The growth of volume is an exponential function of the dimensionality.
Classification accuracy depends on the dimensionality (and amount of training data) but the computational complexity also depends on the dimensionality.
Why do we want to reduce the dimensionality?
Reduce time complexity: Less computation.
Reduce space complexity: Less parameters.
Simpler models are more robust on small datasets.
More interpretable & simpler explanation.
Data visualization (structure, groups, outliers, etc.) if plotted in 2 or 3 dimensions
What are the two general methods of doing dimensionality reduction?
Feature selection that try to find a subset of the original variables. This is done by choosing M < D important features and ignoring the remaining D – M features.
Feature extraction that applies a mapping of the multidimensional space into a space of fewer dimensions. This is done by projecting the original x_i, i =1 ,…, D dimensions to the new M < D dimensions, z_j , j =1 ,…, M
Name the methods of feature selection
Forward search
Hill-climbing algorithm
Backward search
Floating search
How does forward search work?
The method adds the best feature at each step.
Let the set of features F initially Ø. Then, at each iteration, find the best new feature
j = argmin_i E (F ∪ x_i).
Add x_j to F if E(F ∪ xj) < E(F).
How does the hill-climbing algorithm work?
Start with an arbitrary or random solution. Identify neighboring states of the current solution by making small adjustments. If one of the neighboring states offers a better solution (according to some evaluation function), move to this new state. Repeat this process until no neighboring state is better than the current one. At this point, you’ve reached a local maximum
How does backward search work?
It works by iteratively removing features one at a time that are not predictive of the target variable or have the least predictive power.

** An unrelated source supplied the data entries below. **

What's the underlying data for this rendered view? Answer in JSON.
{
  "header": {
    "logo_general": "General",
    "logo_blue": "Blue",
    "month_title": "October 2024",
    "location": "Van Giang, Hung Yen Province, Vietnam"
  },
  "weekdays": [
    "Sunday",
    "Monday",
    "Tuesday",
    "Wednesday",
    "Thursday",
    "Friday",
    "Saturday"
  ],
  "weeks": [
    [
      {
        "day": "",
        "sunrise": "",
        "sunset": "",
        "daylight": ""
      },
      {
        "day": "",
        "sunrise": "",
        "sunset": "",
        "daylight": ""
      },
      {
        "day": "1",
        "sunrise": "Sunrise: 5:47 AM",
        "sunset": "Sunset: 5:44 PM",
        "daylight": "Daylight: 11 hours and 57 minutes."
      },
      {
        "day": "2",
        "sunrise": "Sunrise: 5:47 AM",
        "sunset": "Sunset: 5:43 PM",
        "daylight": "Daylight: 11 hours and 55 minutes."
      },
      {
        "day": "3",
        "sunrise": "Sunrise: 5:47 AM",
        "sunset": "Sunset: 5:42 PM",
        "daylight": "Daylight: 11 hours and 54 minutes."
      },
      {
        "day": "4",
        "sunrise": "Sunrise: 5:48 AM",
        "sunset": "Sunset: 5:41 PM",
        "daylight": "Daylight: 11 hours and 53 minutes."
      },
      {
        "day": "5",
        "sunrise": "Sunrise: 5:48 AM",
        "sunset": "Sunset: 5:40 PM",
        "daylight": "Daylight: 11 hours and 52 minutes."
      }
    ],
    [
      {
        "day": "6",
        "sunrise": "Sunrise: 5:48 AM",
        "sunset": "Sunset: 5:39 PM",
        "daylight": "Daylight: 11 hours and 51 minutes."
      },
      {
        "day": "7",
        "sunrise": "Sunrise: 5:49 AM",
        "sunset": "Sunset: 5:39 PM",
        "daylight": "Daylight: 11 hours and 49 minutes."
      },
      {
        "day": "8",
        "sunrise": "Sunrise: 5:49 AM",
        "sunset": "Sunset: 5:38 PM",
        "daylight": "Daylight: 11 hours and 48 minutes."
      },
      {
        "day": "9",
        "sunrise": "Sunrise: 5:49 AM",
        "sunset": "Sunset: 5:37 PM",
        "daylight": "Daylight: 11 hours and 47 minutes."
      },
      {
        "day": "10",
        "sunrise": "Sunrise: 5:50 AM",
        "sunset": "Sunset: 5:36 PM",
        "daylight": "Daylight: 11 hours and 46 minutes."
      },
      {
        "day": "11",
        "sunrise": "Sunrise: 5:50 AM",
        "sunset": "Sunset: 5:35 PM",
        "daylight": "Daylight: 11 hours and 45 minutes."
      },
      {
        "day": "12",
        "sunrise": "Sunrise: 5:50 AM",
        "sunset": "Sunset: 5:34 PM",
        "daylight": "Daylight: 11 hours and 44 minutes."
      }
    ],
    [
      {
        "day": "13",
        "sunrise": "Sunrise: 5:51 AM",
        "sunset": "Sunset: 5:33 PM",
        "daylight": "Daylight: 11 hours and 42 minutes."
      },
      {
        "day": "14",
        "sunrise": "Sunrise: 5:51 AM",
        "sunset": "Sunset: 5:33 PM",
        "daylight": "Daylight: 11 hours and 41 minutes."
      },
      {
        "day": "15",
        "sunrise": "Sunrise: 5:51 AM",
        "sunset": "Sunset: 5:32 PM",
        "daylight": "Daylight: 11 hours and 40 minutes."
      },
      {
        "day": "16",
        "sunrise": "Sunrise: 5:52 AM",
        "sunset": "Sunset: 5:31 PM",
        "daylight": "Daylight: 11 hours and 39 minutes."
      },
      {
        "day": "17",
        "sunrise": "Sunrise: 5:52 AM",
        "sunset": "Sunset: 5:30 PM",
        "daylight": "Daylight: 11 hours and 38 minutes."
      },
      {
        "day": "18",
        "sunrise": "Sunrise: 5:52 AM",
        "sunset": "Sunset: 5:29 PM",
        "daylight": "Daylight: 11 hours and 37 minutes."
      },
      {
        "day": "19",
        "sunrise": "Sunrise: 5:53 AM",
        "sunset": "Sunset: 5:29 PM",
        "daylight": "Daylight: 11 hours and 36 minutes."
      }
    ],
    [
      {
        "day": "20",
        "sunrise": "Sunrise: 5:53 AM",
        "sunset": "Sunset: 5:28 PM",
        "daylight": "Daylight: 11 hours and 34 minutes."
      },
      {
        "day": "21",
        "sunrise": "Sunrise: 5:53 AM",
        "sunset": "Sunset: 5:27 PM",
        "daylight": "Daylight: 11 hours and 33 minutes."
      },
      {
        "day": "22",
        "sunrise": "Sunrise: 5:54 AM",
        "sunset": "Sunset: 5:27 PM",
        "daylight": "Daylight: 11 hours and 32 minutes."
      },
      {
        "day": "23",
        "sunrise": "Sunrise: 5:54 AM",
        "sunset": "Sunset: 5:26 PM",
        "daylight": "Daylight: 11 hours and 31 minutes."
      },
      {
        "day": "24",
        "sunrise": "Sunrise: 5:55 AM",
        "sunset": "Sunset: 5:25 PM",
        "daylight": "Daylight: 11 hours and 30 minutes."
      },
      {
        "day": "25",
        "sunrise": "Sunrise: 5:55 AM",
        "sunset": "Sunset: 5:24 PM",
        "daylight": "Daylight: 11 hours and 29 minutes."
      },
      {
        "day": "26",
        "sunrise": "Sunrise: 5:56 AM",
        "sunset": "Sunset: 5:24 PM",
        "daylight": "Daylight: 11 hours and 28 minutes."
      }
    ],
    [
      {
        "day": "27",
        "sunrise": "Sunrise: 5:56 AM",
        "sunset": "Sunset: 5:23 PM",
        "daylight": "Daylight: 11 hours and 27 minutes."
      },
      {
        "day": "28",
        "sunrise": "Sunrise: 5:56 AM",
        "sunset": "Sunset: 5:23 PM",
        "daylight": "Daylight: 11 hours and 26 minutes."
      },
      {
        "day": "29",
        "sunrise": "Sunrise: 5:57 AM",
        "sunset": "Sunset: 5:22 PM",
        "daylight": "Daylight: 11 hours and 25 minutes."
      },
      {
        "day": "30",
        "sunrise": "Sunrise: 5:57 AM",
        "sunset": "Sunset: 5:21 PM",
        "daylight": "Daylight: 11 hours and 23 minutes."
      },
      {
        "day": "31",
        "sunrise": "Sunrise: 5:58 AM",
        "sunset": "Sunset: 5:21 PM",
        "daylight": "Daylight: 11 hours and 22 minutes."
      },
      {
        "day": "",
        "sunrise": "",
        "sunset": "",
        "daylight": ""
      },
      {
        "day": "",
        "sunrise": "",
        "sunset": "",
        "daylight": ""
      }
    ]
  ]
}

How does floating search work?
It adds k features and then removes l features. Both k and l and varied, thus searching the best features for a given dimension.
What are the two main feature extraction methods?
Principal component analysis (PCA)
Linear discriminant analysis (LDA)
What is principal component analysis?
It is a unsupervised linear method for dimensionality reduction.
It can be defined in two ways:
* The linear projection that minimizes the
average projection cost, that is defined as the mean squared distance between the data points and their projections
* The direction in the data space that has highest variance. The eigenvector to the largest eigenvalue is the first principal component.
The principal components must be mutually orthogonal.
What does the eigenvalue in principal component analysis mean?
The eigenvalue magnitude signifies on how much variance each component explains
How is principal component analysis performed in practice?
The covariance matrix of data is constructed. Eigenvectors of this matrix are computed. Data are projected.
How should the proportion of variance, M<D, be chosen in principal component analysis?
Proportion of Variance is defined as the fraction of the sum of the M largest eigenvalues over the sum of the D largest eigenvalues. Proportion of variance should be below 0.9.
Define the Fischer criterion.
It is the projection of the data that maximizes the ratio
of class variance relative to the within-class variance.
Define linear discriminant analysis.
Find a low-dimensional space such that when x is projected, classes are well-separated.
For two classes, this simplifies to the Fischer criterion.